Corinne, cervical cancer
What were you diagnosed with, and when?
I was diagnosed with cervical cancer (stage1B Adenocarcinoma) in August 2016.
How did you find out you had cancer?
My partner and I had been trying to get pregnant for a few years and I was encouraged by my doctor to do fertility tests. During the investigations pre-cancerous cells were found so I was passed over to a gynaecology specialist. After 3 LLETZ treatments and countless biopsies the abnormal cells were still there in a really tricky bit of my cervix so I was booked in to have a trachelectomy (removal of the cervix). The pre-op MRI showed an area the specialist was not sure about so he did a biopsy instead “just to be sure” and said he would phone me with the results and get the op rebooked asap. When his secretary called me asking me to attend an appointment the following day to talk about the results I knew what was coming - not that that made it any less shocking when I actually heard the word “cancer”. My heart stopped and I had to almost pretend he hadn’t said it just to get through the rest of the appointment and out of the hospital before totally breaking down.
What did you think and feel when you were diagnosed?
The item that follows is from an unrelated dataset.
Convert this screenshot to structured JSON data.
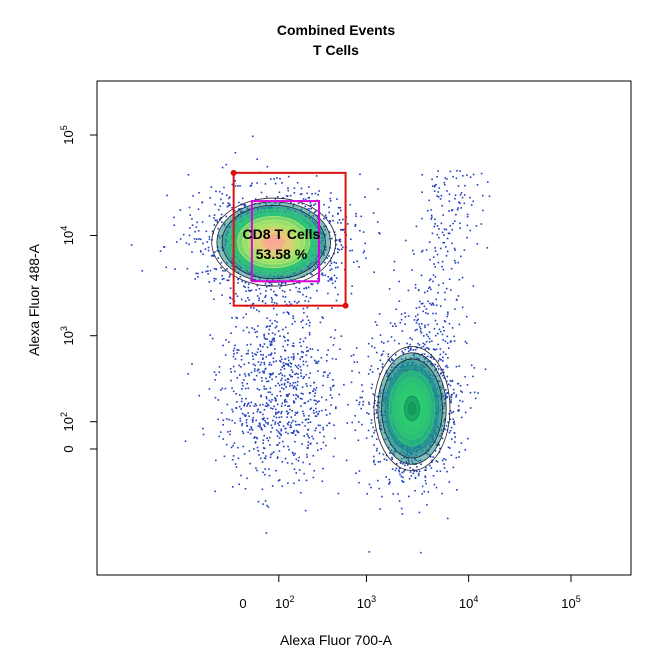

Although I had known that the pre-cancerous cells might develop into cancerous ones I didn’t really think it would happen to me and I had read that the treatment was the same anyway so I thought it wouldn’t make much difference for me, but I was totally wrong! Now I had cancer, the same cancer that killed my mother when I was a child and it was in a place that couldn’t be treated with the trachelectomy safely so I was going to need a hysterectomy. Loosing my fertility was definitely the hardest part to accept and I went in to overdrive looking into my options. I couldn’t believe what was happening to me and that I was completely powerless to stop or control it.
How did the people around you react?
My family and friends had been with me every step of the way and were totally heartbroken by the news but were mainly relieved it had been discovered early and was treatable. We used a lot of dark humour to aid talking about it. I really didn’t want it to be a taboo subject. My sister-in-law is amazing at asking the questions that everyone is thinking but doesn’t want to ask!
What treatment did you have?
I had a radical hysterectomy that included removal of my ovaries and lymph nodes. Once the removed tissue had been tested it was discovered that the cancer was very aggressive and had spread to the surrounding blood vessels so I went on to have 5 weeks of chemotherapy (Cisplatin) with daily radiotherapy followed by two brachytherapy treatments.
How did you feel through treatment?
My operation was terrifying and I was very emotional and fragile for the first few weeks. I was only in hospital for two days and felt very vulnerable being home so soon after such a massive operation. I used mindful meditation and very gentle walks to aid my recovery. I also set weekly achievable goals so by week six I was feeling a bit more like myself again. When I started my five weeks of daily treatments I suffered from nausea, upset bowls and bladder complications and I got an infection half way through that knocked me off my feet for a week. It was important for me to keep a bit of my social life going to keep my spirits up and I made sure that every day I got showered and dressed nicely for hospital so I felt better. Having the daily contact with the hospital was comforting as I had someone to talk to about the side effects and symptoms.
What happened after treatment finished?
I only finished a couple of weeks ago so I am still early on in my recovery but already I am starting to feel better each day. I have been on Planet Cancer for months so it is nice to start looking to the future and thinking about how I am going to rebuild my life. I have lost a lot because of my cancer but I can also see that I am lucky to be alive. The people that stuck around are my true friends and I now know I am strong enough to handle anything life throws at me.
How did you get involved with Shine?
My specialist nurse recommended Shine to me as I was finding the local cancer support at the hospital was a bit upsetting as I was so much younger than everyone else there. I kept feeling I was simply too young to be going through this and felt isolated.
What difference has Shine made to you?
It has made such a difference to see people that have gone through cancer and come out the other side and to know it is support that I can turn to again and again through each stage. All the doctors and nurses are great but to chat with people that really get it makes a massive difference. All the support is so positive and when I post on Facebook, I get genuine advice from people that have lived it.
How do you feel now about your experiences?
My life plan totally went out of the window. The plan was to get pregnant, marry my partner and plod along with my career living happily ever after. When I lost my fertility I also lost my partner and my career is probably not going to suitable for me now. But my cancer has changed me both physically and emotionally and I am a different person now so I think it is good that my life is a blank canvas. While I know I am going to have to live with hospital check ups and scanxiety, I feel pretty positive about building a good future for myself.
If you could give one piece of advice to yourself before your what would it be?
Don’t be self-conscious about showing your private bits to doctors and nurses. They really have seen it all and are only interested in your health.